Beginning to learn a bit of probability theory and I'm a little confused with this one. I know that given a Standard Normal variable X
$X \sim \mathcal{N}(0, 1)$, if $Y = X + c$ then $Y \sim \mathcal{N}(c, \sigma^2)$
Now if,
$Y = aX+b $, is $Y \sim \mathcal{N}($b/a$, \sigma^2)$?
On
Let $X \sim \mathcal{N}(0, 1)$. Then, $E[X+c] = E[X] + E[c] = E[X] + c = c$. Also, $\text{Var}[X+c] = \text{Var}[X] = 1. $ So $Y \sim \mathcal{N}(c,1)$.
If instead we have $Y=aX+b$, then $E[Y] = E[aX+b] = E[aX] + E[b] = a E[X] + b = a \cdot 0 + b$. Also, $\text{Var}[aX+b] = \text{Var}[aX] = a^2 \text{Var}[X] = a^2 $. So $Y \sim\mathcal{N}(b, a^2 )$.
Take a look at the properties of expectation/variance, they will come up alot.
https://en.wikipedia.org/wiki/Expected_value#Properties
https://en.wikipedia.org/wiki/Variance#Basic_properties
EDIT: I'm assuming that you know these transformations still result in a normal distribution and simply checking their mean & variance. The other answer provided is much more thorough . . .
If you don't remember the exact distribution for $Y=a+bX$, you can always derive it.

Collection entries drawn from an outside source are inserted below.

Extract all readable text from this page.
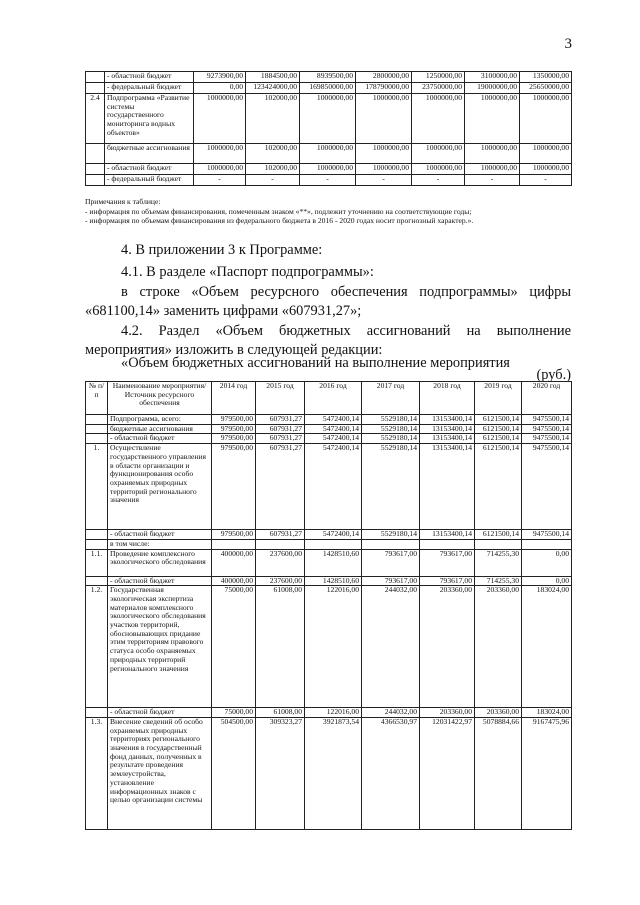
3
	- областной бюджет	9273900,00	1884500,00	8939500,00	2800000,00	1250000,00	3100000,00	1350000,00
	- федеральный бюджет	0,00	123424000,00	169850000,00	178790000,00	23750000,00	19000000,00	25650000,00
2.4	Подпрограмма «Развитие системы государственного мониторинга водных объектов»	1000000,00	102000,00	1000000,00	1000000,00	1000000,00	1000000,00	1000000,00
	бюджетные ассигнования	1000000,00	102000,00	1000000,00	1000000,00	1000000,00	1000000,00	1000000,00
	- областной бюджет	1000000,00	102000,00	1000000,00	1000000,00	1000000,00	1000000,00	1000000,00
	- федеральный бюджет	-	-	-	-	-	-	-
Примечания к таблице:
- информация по объемам финансирования, помеченным знаком «**», подлежит уточнению на соответствующие годы;
- информация по объемам финансирования из федерального бюджета в 2016 - 2020 годах носит прогнозный характер.».
4. В приложении 3 к Программе:
4.1. В разделе «Паспорт подпрограммы»:
в строке «Объем ресурсного обеспечения подпрограммы» цифры
«681100,14» заменить цифрами «607931,27»;
4.2. Раздел «Объем бюджетных ассигнований на выполнение
мероприятия» изложить в следующей редакции:
«Объем бюджетных ассигнований на выполнение мероприятия
(руб.)
№ п/п	Наименование мероприятия/Источник ресурсного обеспечения	2014 год	2015 год	2016 год	2017 год	2018 год	2019 год	2020 год
	Подпрограмма, всего:	979500,00	607931,27	5472400,14	5529180,14	13153400,14	6121500,14	9475500,14
	бюджетные ассигнования	979500,00	607931,27	5472400,14	5529180,14	13153400,14	6121500,14	9475500,14
	- областной бюджет	979500,00	607931,27	5472400,14	5529180,14	13153400,14	6121500,14	9475500,14
1.	Осуществление государственного управления в области организации и функционирования особо охраняемых природных территорий регионального значения	979500,00	607931,27	5472400,14	5529180,14	13153400,14	6121500,14	9475500,14
	- областной бюджет	979500,00	607931,27	5472400,14	5529180,14	13153400,14	6121500,14	9475500,14
	в том числе:							
1.1.	Проведение комплексного экологического обследования	400000,00	237600,00	1428510,60	793617,00	793617,00	714255,30	0,00
	- областной бюджет	400000,00	237600,00	1428510,60	793617,00	793617,00	714255,30	0,00
1.2.	Государственная экологическая экспертиза материалов комплексного экологического обследования участков территорий, обосновывающих придание этим территориям правового статуса особо охраняемых природных территорий регионального значения	75000,00	61008,00	122016,00	244032,00	203360,00	203360,00	183024,00
	- областной бюджет	75000,00	61008,00	122016,00	244032,00	203360,00	203360,00	183024,00
1.3.	Внесение сведений об особо охраняемых природных территориях регионального значения в государственный фонд данных, полученных в результате проведения землеустройства, установление информационных знаков с целью организации системы	504500,00	309323,27	3921873,54	4366530,97	12031422,97	5078884,66	9167475,96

First, suppose $b>0$. Then, \begin{aligned} \Pr[Y\leq y]&=\Pr[a+bX\leq y]\\ &=\Pr[X\leq (y-a)/b]\\ &=\int_{-\infty}^{(y-a)/b}\frac{1}{\sqrt{2\pi}}\exp\left[-\frac{1}{2}x^2\right]dx \end{aligned} You desire the upper limit to be $y$ so make the substitution $u=a+bx$. As $x$ varies between $-\infty$ and $(y-a)/b$, $u$ varies between $-\infty$ and $y$ (this is where we use $b>0$). We have $$ \Pr[Y\leq y]=\int_{-\infty}^y\frac{1}{b\sqrt{2\pi}}\exp\left[-\frac{1}{2}\frac{(u-a)^2}{b^2}\right]du. $$ You then can recognize the integrand as the PDF of $N(a,b^2)$.

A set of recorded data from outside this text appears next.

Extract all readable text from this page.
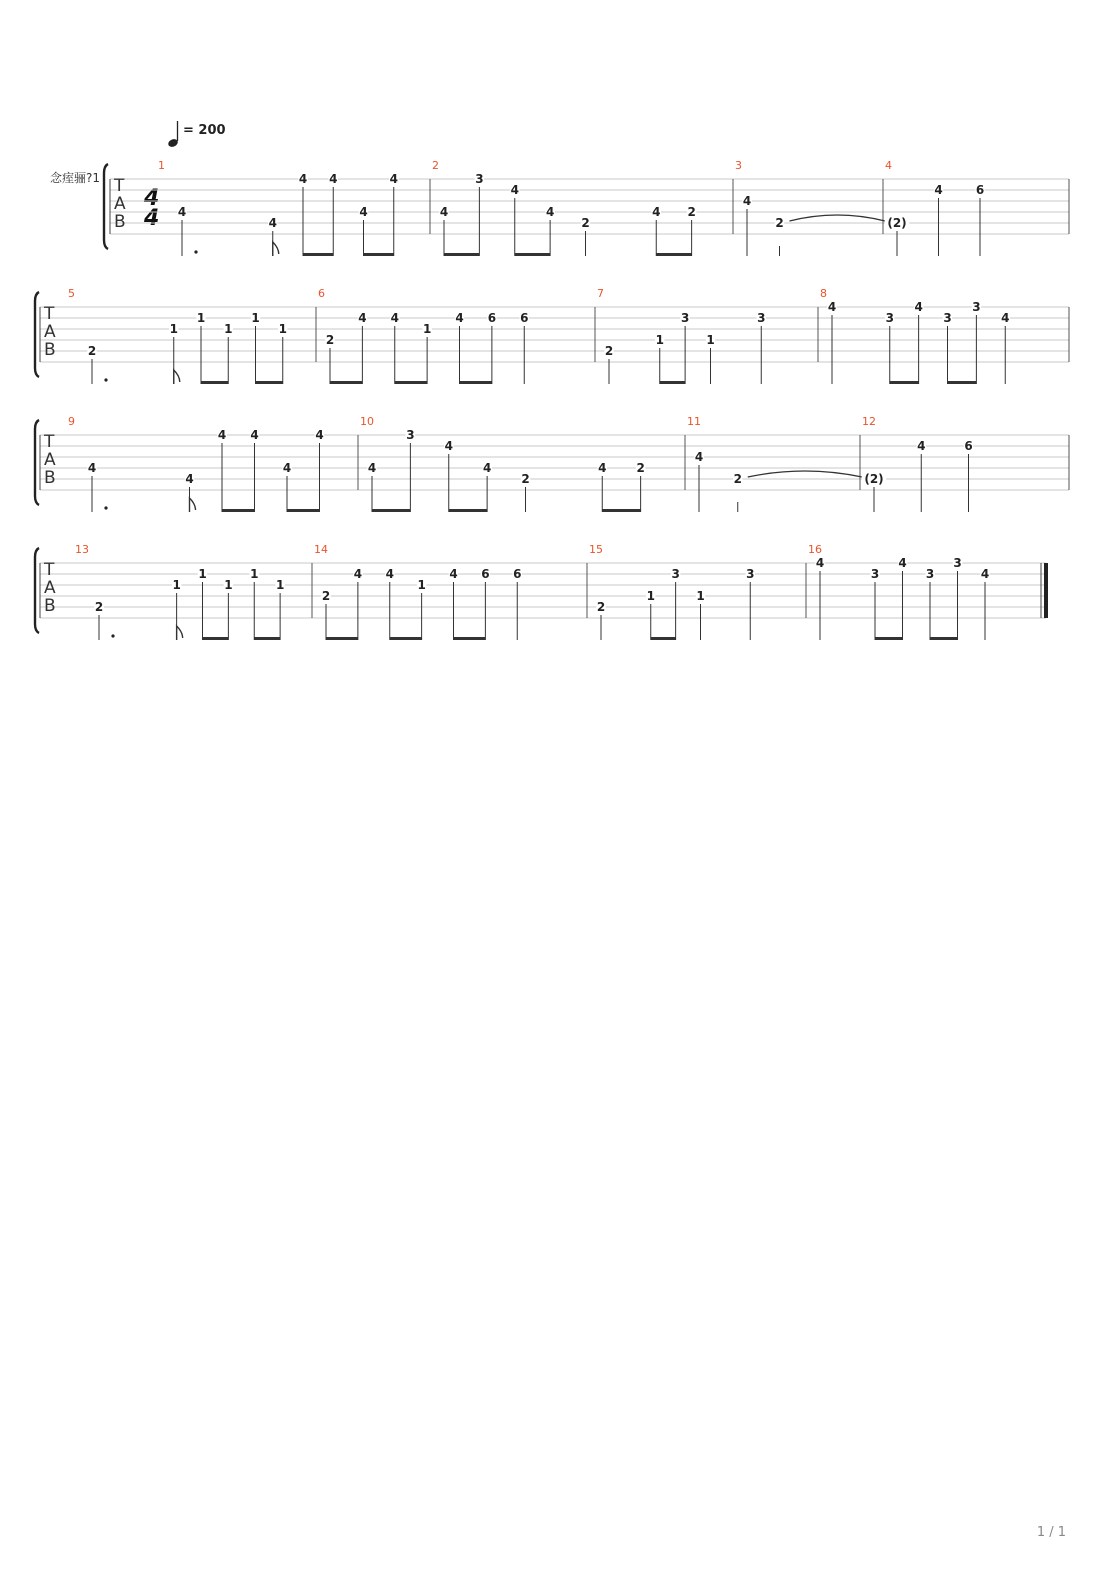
= 200
念痓骊?1
4
4
T
A
B
1
4
4
4 4
4
4
2
4
3
4
4
2
4 2
3
4
2
4
(2)
4	6
T
A
B
5
2
1
1
1
1
1
6
2
4 4
1
4 6 6
7
2
1
3
1
3
8
4
3
4
3
3
4
T
A
B
9
4
4
4 4
4
4
10
4
3
4
4
2
4	2
11
4
2
12
(2)
4	6
T
A
B
13
2
1
1
1
1
1
14
2
4 4
1
4 6 6
15
2
1
3
1
3
16
4
3
4
3
3
4
1 / 1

If $b<0$, then $Y=a+bX=a+(-b)Z$, where $Z=-X$ is also $N(0,1)$ (why?). By the analysis above, $Y\sim N(a,(-b)^2)=N(a,b^2)$.
Finally, if $b=0$, then $Y$ is nonrandom and always equals $a$, which can be thought of as $N(a,0)=N(a,b^2)$.
So in all cases, you have $Y\sim N(a,b^2)$.